3. Ensure that your workplace and the community organizations in which you are involved have fair, open, and efficient policies for addressing grievances and punishing people who violate the rules. When people feel that they have been wronged or that someone has broken important rules of their groups, they feel vengeful in response. When justice is swiftly and fairly applied to rule-breakers, however, the desire for revenge dissipates, and people find it easier to forgive. On the other hand, when people feel that serious infractions have gone unpunished, they’ll be tempted to take up the cause of justice by pursuing revenge on their own. A passion for fairness and justice is at the heart of leadership and good management.
4. Promote a climate of apology and compensation in your family, neighborhood, congregation, or place of work. Sincere apologies, displays of genuine remorse, and offers of compensation are the most reliable mechanisms at human beings’ disposal for encouraging forgiveness. Parents have always taught their children to apologize; today, public officials and governments are discovering the power of apology, too. Australians have even begun to celebrate an unofficial “National Sorry Day” each year to acknowledge centuries of mistreatment of Australia’s aboriginal peoples. Apologies and offers of compensation have helped to infuse forgiveness into some of the world’s most severe and long-standing conflicts.
5. Work with your local law enforcement agency to start a restorative justice program in your community. Restorative justice programs create opportunities for contrite offenders and willing victims to meet face-to-face in order to facilitate apologies, to arrive at a better understanding of why the crime occurred, and to develop meaningful plans for reparations and integrating the offender back into the community. These victim/offender conferences decrease victims’ desires for revenge, promote forgiveness, and make victims less angry and fearful of their offenders.

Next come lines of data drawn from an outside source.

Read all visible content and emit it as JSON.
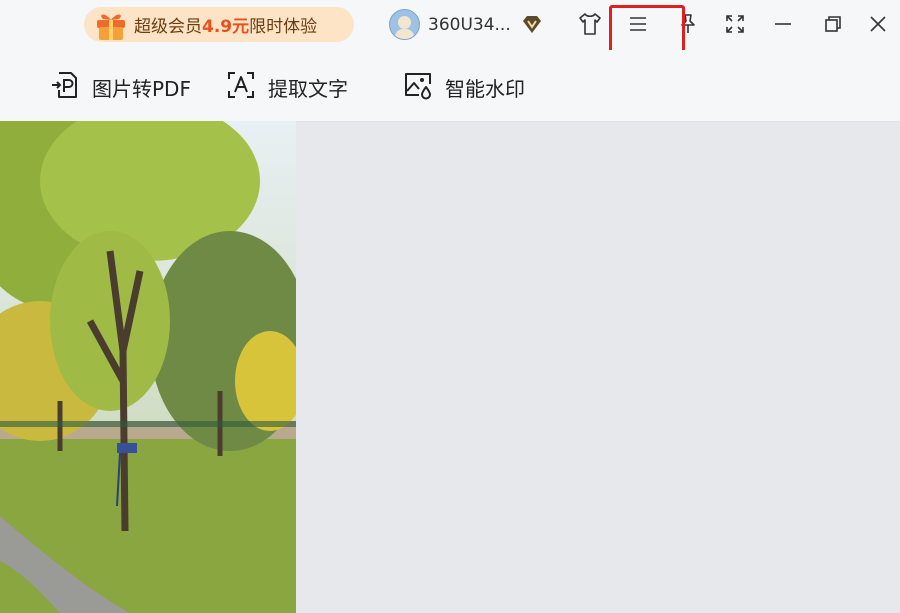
{
  "top_bar": {
    "vip_promo": {
      "prefix": "超级会员",
      "price": "4.9元",
      "suffix": "限时体验"
    },
    "user": {
      "name": "360U34..."
    },
    "window_controls": [
      "skin-icon",
      "menu-icon",
      "pin-icon",
      "fullscreen-icon",
      "minimize-icon",
      "restore-icon",
      "close-icon"
    ]
  },
  "toolbar": {
    "items": [
      {
        "label": "图片转PDF",
        "icon": "image-to-pdf-icon"
      },
      {
        "label": "提取文字",
        "icon": "extract-text-icon"
      },
      {
        "label": "智能水印",
        "icon": "smart-watermark-icon"
      }
    ]
  },
  "colors": {
    "accent_price": "#e8511e",
    "promo_bg": "#fde4c6",
    "highlight_box": "#e02020",
    "canvas_bg": "#e6e8eb"
  }
}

6. Design some creative ways to encourage better relations between the people in your community and the police. People find it easier to forgive the harms they have suffered when they trust that there is a system of law and order that will defend their interests when things get out of hand. Developing a pattern of courteous and respectful contact between your neighbors and your local police when times are good can provide a strong foundation when people need the police to help them after they’ve been victimized. This, in turn, can help to drive down revenge-motivated violence.
7. Encourage the people in your community to read a great work of fiction or to watch a foreign film about a group of people for whom animosity is high. Novels allow us to see the world through the eyes of others and empathize with the human traits we share. When we feel empathy for a group with whom we’ve been locked in conflict, it’s easier to surrender our desire for revenge, and it’s easier to forgive.